La première politique québécoise des matières résiduelles, qui inclut le recyclage et le compostage, a été lancée en 1989. Les villes ont adopté rapidement l’option du recyclage, entre autres parce que les industries y ont vu un moyen rentable de vendre les matières recyclées.

Pour ce qui est du compostage, il a longtemps été plus avantageux d’enfouir les matières putrescibles, puisque les sites d’enfouissement étaient peu dispendieux.

Québec a ensuite fixé des objectifs plus ambitieux. Le gouvernement prévoyait recycler 60 % des matières organiques en 2015 et 100 % en 2020. Mais il a ensuite revu ses cibles : 60 % pour la fin de l’année 2018, et 100 % pour 2022.

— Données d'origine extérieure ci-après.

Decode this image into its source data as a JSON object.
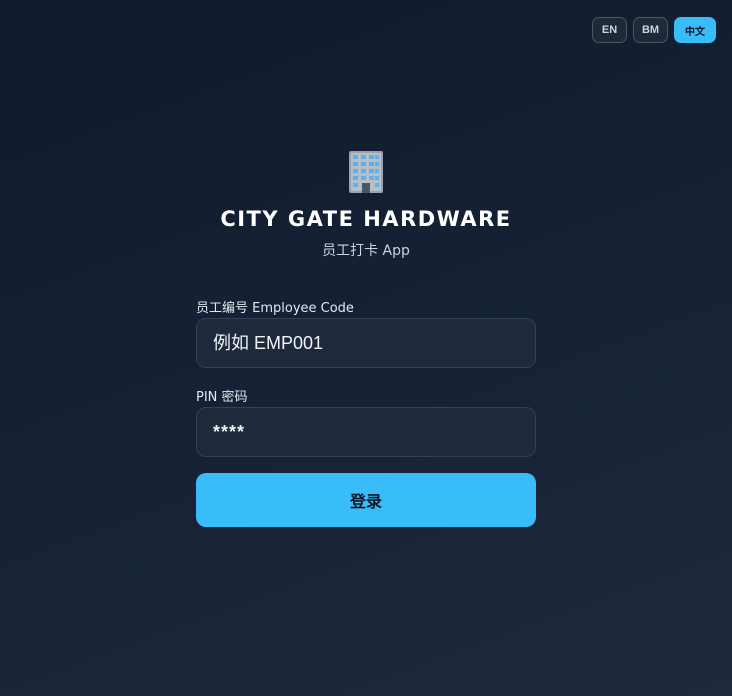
{
  "languages": [
    {
      "code": "EN",
      "label": "EN",
      "active": false
    },
    {
      "code": "BM",
      "label": "BM",
      "active": false
    },
    {
      "code": "ZH",
      "label": "中文",
      "active": true
    }
  ],
  "brand": {
    "icon": "office-building-icon",
    "title": "CITY GATE HARDWARE",
    "subtitle": "员工打卡 App"
  },
  "form": {
    "employee_code": {
      "label": "员工编号 Employee Code",
      "placeholder": "例如 EMP001",
      "value": ""
    },
    "pin": {
      "label": "PIN 密码",
      "placeholder": "****",
      "value": ""
    },
    "submit_label": "登录"
  },
  "colors": {
    "accent": "#38bdf8",
    "background": "#172236",
    "input_bg": "#1e293b"
  }
}
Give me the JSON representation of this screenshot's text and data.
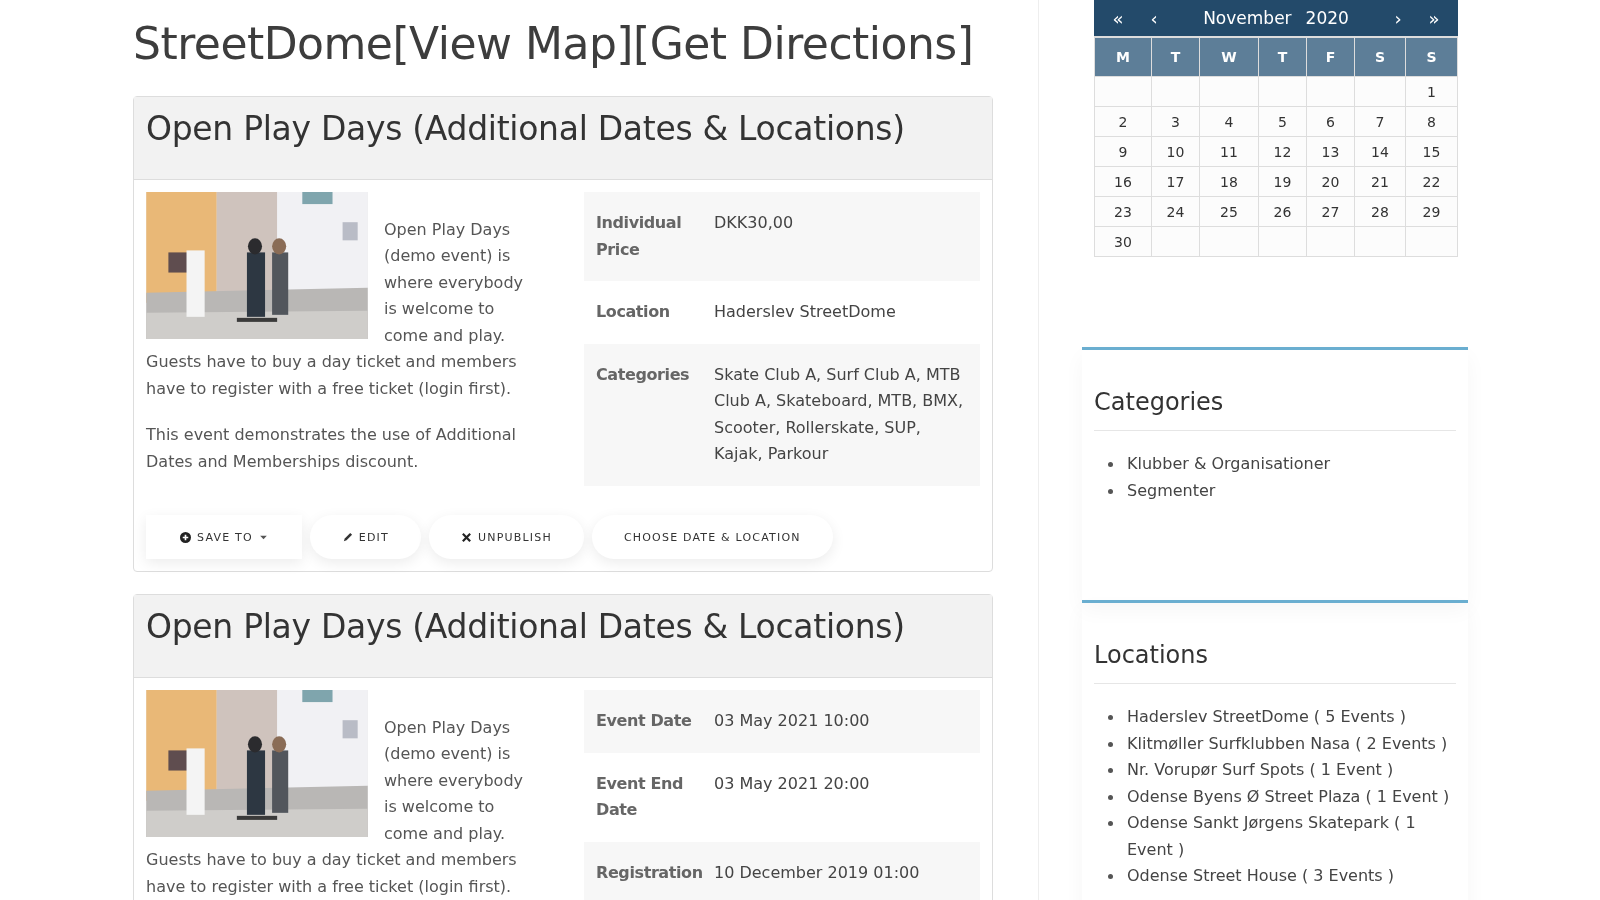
{
  "page_title": "StreetDome[View Map][Get Directions]",
  "events": [
    {
      "title": "Open Play Days (Additional Dates & Locations)",
      "image": {
        "kind": "picture"
      },
      "beside_image": "Open Play Days (demo event) is where everybody is welcome to come and play.",
      "description": [
        "Guests have to buy a day ticket and members have to register with a free ticket (login first).",
        "This event demonstrates the use of Additional Dates and Memberships discount."
      ],
      "details": [
        {
          "label": "Individual Price",
          "value": "DKK30,00"
        },
        {
          "label": "Location",
          "value": "Haderslev StreetDome"
        },
        {
          "label": "Categories",
          "value": "Skate Club A, Surf Club A, MTB Club A, Skateboard, MTB, BMX, Scooter, Rollerskate, SUP, Kajak, Parkour"
        }
      ],
      "actions": [
        {
          "kind": "save",
          "label": "SAVE TO"
        },
        {
          "kind": "edit",
          "label": "EDIT"
        },
        {
          "kind": "unpublish",
          "label": "UNPUBLISH"
        },
        {
          "kind": "plain",
          "label": "CHOOSE DATE & LOCATION"
        }
      ]
    },
    {
      "title": "Open Play Days (Additional Dates & Locations)",
      "image": {
        "kind": "picture"
      },
      "beside_image": "Open Play Days (demo event) is where everybody is welcome to come and play.",
      "description": [
        "Guests have to buy a day ticket and members have to register with a free ticket (login first)."
      ],
      "details": [
        {
          "label": "Event Date",
          "value": "03 May 2021 10:00"
        },
        {
          "label": "Event End Date",
          "value": "03 May 2021 20:00"
        },
        {
          "label": "Registration",
          "value": "10 December 2019 01:00"
        }
      ]
    }
  ],
  "calendar": {
    "nav": [
      "«",
      "‹",
      "›",
      "»"
    ],
    "month": "November",
    "year": "2020",
    "weekdays": [
      "M",
      "T",
      "W",
      "T",
      "F",
      "S",
      "S"
    ],
    "weeks": [
      [
        {
          "kind": "blank"
        },
        {
          "kind": "blank"
        },
        {
          "kind": "blank"
        },
        {
          "kind": "blank"
        },
        {
          "kind": "blank"
        },
        {
          "kind": "blank"
        },
        {
          "kind": "day",
          "label": "1"
        }
      ],
      [
        {
          "kind": "day",
          "label": "2"
        },
        {
          "kind": "day",
          "label": "3"
        },
        {
          "kind": "day",
          "label": "4"
        },
        {
          "kind": "day",
          "label": "5"
        },
        {
          "kind": "day",
          "label": "6"
        },
        {
          "kind": "day",
          "label": "7"
        },
        {
          "kind": "day",
          "label": "8"
        }
      ],
      [
        {
          "kind": "day",
          "label": "9"
        },
        {
          "kind": "day",
          "label": "10"
        },
        {
          "kind": "day",
          "label": "11"
        },
        {
          "kind": "day",
          "label": "12"
        },
        {
          "kind": "day",
          "label": "13"
        },
        {
          "kind": "day",
          "label": "14"
        },
        {
          "kind": "day",
          "label": "15"
        }
      ],
      [
        {
          "kind": "day",
          "label": "16"
        },
        {
          "kind": "day",
          "label": "17"
        },
        {
          "kind": "day",
          "label": "18"
        },
        {
          "kind": "day",
          "label": "19"
        },
        {
          "kind": "day",
          "label": "20"
        },
        {
          "kind": "day",
          "label": "21"
        },
        {
          "kind": "day",
          "label": "22"
        }
      ],
      [
        {
          "kind": "day",
          "label": "23"
        },
        {
          "kind": "day",
          "label": "24"
        },
        {
          "kind": "day",
          "label": "25"
        },
        {
          "kind": "day",
          "label": "26"
        },
        {
          "kind": "day",
          "label": "27"
        },
        {
          "kind": "day",
          "label": "28"
        },
        {
          "kind": "day",
          "label": "29"
        }
      ],
      [
        {
          "kind": "day",
          "label": "30"
        },
        {
          "kind": "blank"
        },
        {
          "kind": "blank"
        },
        {
          "kind": "blank"
        },
        {
          "kind": "blank"
        },
        {
          "kind": "blank"
        },
        {
          "kind": "blank"
        }
      ]
    ]
  },
  "widgets": [
    {
      "title": "Categories",
      "items": [
        "Klubber & Organisationer",
        "Segmenter"
      ]
    },
    {
      "title": "Locations",
      "items": [
        "Haderslev StreetDome ( 5 Events )",
        "Klitmøller Surfklubben Nasa ( 2 Events )",
        "Nr. Vorupør Surf Spots ( 1 Event )",
        "Odense Byens Ø Street Plaza ( 1 Event )",
        "Odense Sankt Jørgens Skatepark ( 1 Event )",
        "Odense Street House ( 3 Events )"
      ]
    }
  ]
}
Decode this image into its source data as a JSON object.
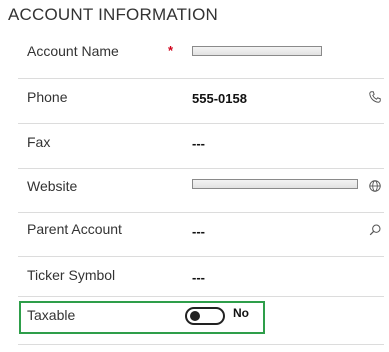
{
  "section": {
    "title": "ACCOUNT INFORMATION"
  },
  "fields": {
    "account_name": {
      "label": "Account Name",
      "required_mark": "*"
    },
    "phone": {
      "label": "Phone",
      "value": "555-0158",
      "icon": "phone-icon"
    },
    "fax": {
      "label": "Fax",
      "value": "---"
    },
    "website": {
      "label": "Website",
      "icon": "globe-icon"
    },
    "parent_account": {
      "label": "Parent Account",
      "value": "---",
      "icon": "search-icon"
    },
    "ticker_symbol": {
      "label": "Ticker Symbol",
      "value": "---"
    },
    "taxable": {
      "label": "Taxable",
      "toggle_text": "No",
      "toggle_on": false
    }
  },
  "colors": {
    "highlight": "#2e9e4a",
    "required": "#d0021b",
    "divider": "#dcdcdc"
  }
}
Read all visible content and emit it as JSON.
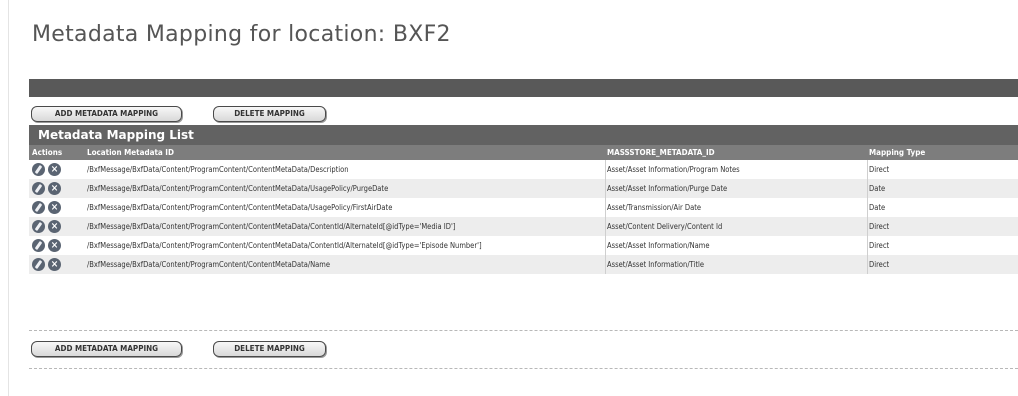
{
  "page": {
    "title": "Metadata Mapping for location: BXF2"
  },
  "toolbar": {
    "add_label": "ADD METADATA MAPPING",
    "delete_label": "DELETE MAPPING"
  },
  "list": {
    "header": "Metadata Mapping List",
    "columns": {
      "actions": "Actions",
      "location_id": "Location Metadata ID",
      "massstore_id": "MASSSTORE_METADATA_ID",
      "mapping_type": "Mapping Type"
    },
    "rows": [
      {
        "location_id": "/BxfMessage/BxfData/Content/ProgramContent/ContentMetaData/Description",
        "massstore_id": "Asset/Asset Information/Program Notes",
        "mapping_type": "Direct"
      },
      {
        "location_id": "/BxfMessage/BxfData/Content/ProgramContent/ContentMetaData/UsagePolicy/PurgeDate",
        "massstore_id": "Asset/Asset Information/Purge Date",
        "mapping_type": "Date"
      },
      {
        "location_id": "/BxfMessage/BxfData/Content/ProgramContent/ContentMetaData/UsagePolicy/FirstAirDate",
        "massstore_id": "Asset/Transmission/Air Date",
        "mapping_type": "Date"
      },
      {
        "location_id": "/BxfMessage/BxfData/Content/ProgramContent/ContentMetaData/ContentId/AlternateId[@idType='Media ID']",
        "massstore_id": "Asset/Content Delivery/Content Id",
        "mapping_type": "Direct"
      },
      {
        "location_id": "/BxfMessage/BxfData/Content/ProgramContent/ContentMetaData/ContentId/AlternateId[@idType='Episode Number']",
        "massstore_id": "Asset/Asset Information/Name",
        "mapping_type": "Direct"
      },
      {
        "location_id": "/BxfMessage/BxfData/Content/ProgramContent/ContentMetaData/Name",
        "massstore_id": "Asset/Asset Information/Title",
        "mapping_type": "Direct"
      }
    ]
  },
  "icons": {
    "edit": "pencil-edit-icon",
    "delete": "delete-x-icon"
  }
}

La mairesse de Sainte-Julie et ex-présidente de l’Union des municipalités du Québec (UMQ) Suzanne Roy explique que les obstacles étaient et sont toujours nombreux.

« On peut souhaiter des choses, mais quand on arrive pour les mettre en place, ça exige des délais, dit-elle. On fait face à des réalités, à une acceptabilité sociale aussi, parce qu’on ne peut pas parler de transformer l’organique sans avoir la participation citoyenne. »

L’UMQ est malgré tout sur la bonne voie, explique l'organisme, car chaque année, de plus en plus de municipalités et de citoyens se conforment.

Selon les dernières données de Statistique Canada, le Québec figure au troisième rang quant aux habitudes de recyclage et compostage au Canada. L’Île-du-Prince-Édouard est la province qui achemine le moins de déchets aux sites d’enfouissement, devant la Colombie-Britannique.